She Was Pretty, a new K-drama, started a couple of weeks ago. The drama features Hwang Jung-Eum and Park Seo-Joon who have worked together previously on Kill Me, Heal Me where the two played siblings. In this new drama, however, instead of playing brother and sister, Hwang and Park are playing long lost childhood friends who are each other’s first loves. And because this is a K-drama that we are talking about, there are plenty of hijinks, lies and misunderstandings that ensue throughout the series.
In the first episode of She Was Pretty, Hye-Jin (Hwang) can’t catch a break. She feels like she’s a background character who will never be the lead and who only has bad things happen to her. Case in point, in the first episode alone, Hye-Jin’s customers at a restaurant request for a prettier server; she is pushed into a pool at her friend’s birthday party and her phone is ruined; and she can’t find a job but she has student loans that she has to pay. Matters only get worse when Hye-Jin’s old childhood friend and first love Sung-Joon (Park) contacts her.
Sung-Joon tell Hye-Jin that he wants to meet up with her, and while Hye-Jin is at first excited to see him, she later becomes fearful that she will disappoint him because she is no longer the girl that he once knew. So what does she do? Well, instead of meeting him herself, Hye-Jin sends out her friend Ha-Ri to meet Sung-Joon and she has her (Ha-Ri) pretend that she is Hye-Jin. K-drama mayhem ensues from this point forward.
The Bechdel, Russo, and Race Test
Episode 1 passed the Bechdel and race test but did not pass the Russo test.
In episode 1, women talk to each other many times, and because there are a couple of occasions where some of these women who talk to each other have names and they do not mention men in their conversations, the episode passes the Bechdel test. Episode 1 also passes the race test, and the episode passes this test because the entire cast is Asian and White people are only mentioned once or twice so there are plenty of times where non-White actors talk to each other without mentioning White people.
As to the Russo test, episode 1 does not pass this test, and the episode does not pass this test because there are no LGBTI characters in the episode.
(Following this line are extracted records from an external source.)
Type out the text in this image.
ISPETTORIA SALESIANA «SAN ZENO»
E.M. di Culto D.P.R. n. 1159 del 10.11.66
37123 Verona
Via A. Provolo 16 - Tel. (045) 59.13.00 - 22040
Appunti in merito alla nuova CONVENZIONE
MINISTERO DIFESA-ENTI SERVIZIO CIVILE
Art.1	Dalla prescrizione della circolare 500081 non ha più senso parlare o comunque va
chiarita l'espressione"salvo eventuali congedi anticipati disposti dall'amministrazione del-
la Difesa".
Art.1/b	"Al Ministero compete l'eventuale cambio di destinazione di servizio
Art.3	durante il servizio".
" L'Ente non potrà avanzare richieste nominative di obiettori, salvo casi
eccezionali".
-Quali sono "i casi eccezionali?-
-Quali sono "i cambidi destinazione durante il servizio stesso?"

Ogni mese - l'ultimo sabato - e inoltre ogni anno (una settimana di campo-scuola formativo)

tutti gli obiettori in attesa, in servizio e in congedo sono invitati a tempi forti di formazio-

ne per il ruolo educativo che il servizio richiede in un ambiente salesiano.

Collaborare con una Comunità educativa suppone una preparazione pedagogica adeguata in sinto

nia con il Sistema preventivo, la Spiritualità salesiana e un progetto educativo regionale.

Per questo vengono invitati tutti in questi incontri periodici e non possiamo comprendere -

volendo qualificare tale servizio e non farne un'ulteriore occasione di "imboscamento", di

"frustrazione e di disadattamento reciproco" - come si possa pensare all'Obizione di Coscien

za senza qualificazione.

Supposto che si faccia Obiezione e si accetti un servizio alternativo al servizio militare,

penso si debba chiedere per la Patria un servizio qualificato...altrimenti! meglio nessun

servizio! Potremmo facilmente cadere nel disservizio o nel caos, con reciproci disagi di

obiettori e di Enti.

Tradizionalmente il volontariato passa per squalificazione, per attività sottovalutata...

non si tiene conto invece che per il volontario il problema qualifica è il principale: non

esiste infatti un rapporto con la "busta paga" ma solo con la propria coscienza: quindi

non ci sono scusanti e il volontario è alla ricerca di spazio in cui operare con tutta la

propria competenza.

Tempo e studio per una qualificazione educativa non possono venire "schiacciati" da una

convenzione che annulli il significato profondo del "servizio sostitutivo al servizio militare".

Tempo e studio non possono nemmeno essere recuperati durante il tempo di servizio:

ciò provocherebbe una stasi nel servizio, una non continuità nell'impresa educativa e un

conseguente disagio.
*The Bechdel test entails three requirements:
1. It has to have at least two (named) women in it
2. Who talk to each other
3. About something besides a man
**The Vito Russo test entails three requirements:
1. The show contains a character that is identifiably lesbian, gay, bisexual, intersex and/or transgender
2. The character must not be solely or predominately defined by her sexual orientation, gender identity and/or as being intersex
3.The character must be tied into the plot in such a way that her removal would have a significant effect
***The race or people of color (POC) test has three requirements:
1. It has two people of color in it
2. Who talk to each other
3. About something other than a White person
****Just because a show passes the Bechdel, Russo and race test does not mean that it is not sexist, heterosexist, racist and/or cissexist, etc. The Bechdel, Russo and race test is only a bare minimum qualifier for the representation of LGBTI individuals, women and people of color in television. The failure to pass these tests also does not identify whether the central character was a woman, a person of color or a LGBTQI individual and it does not dictate the quality of the show.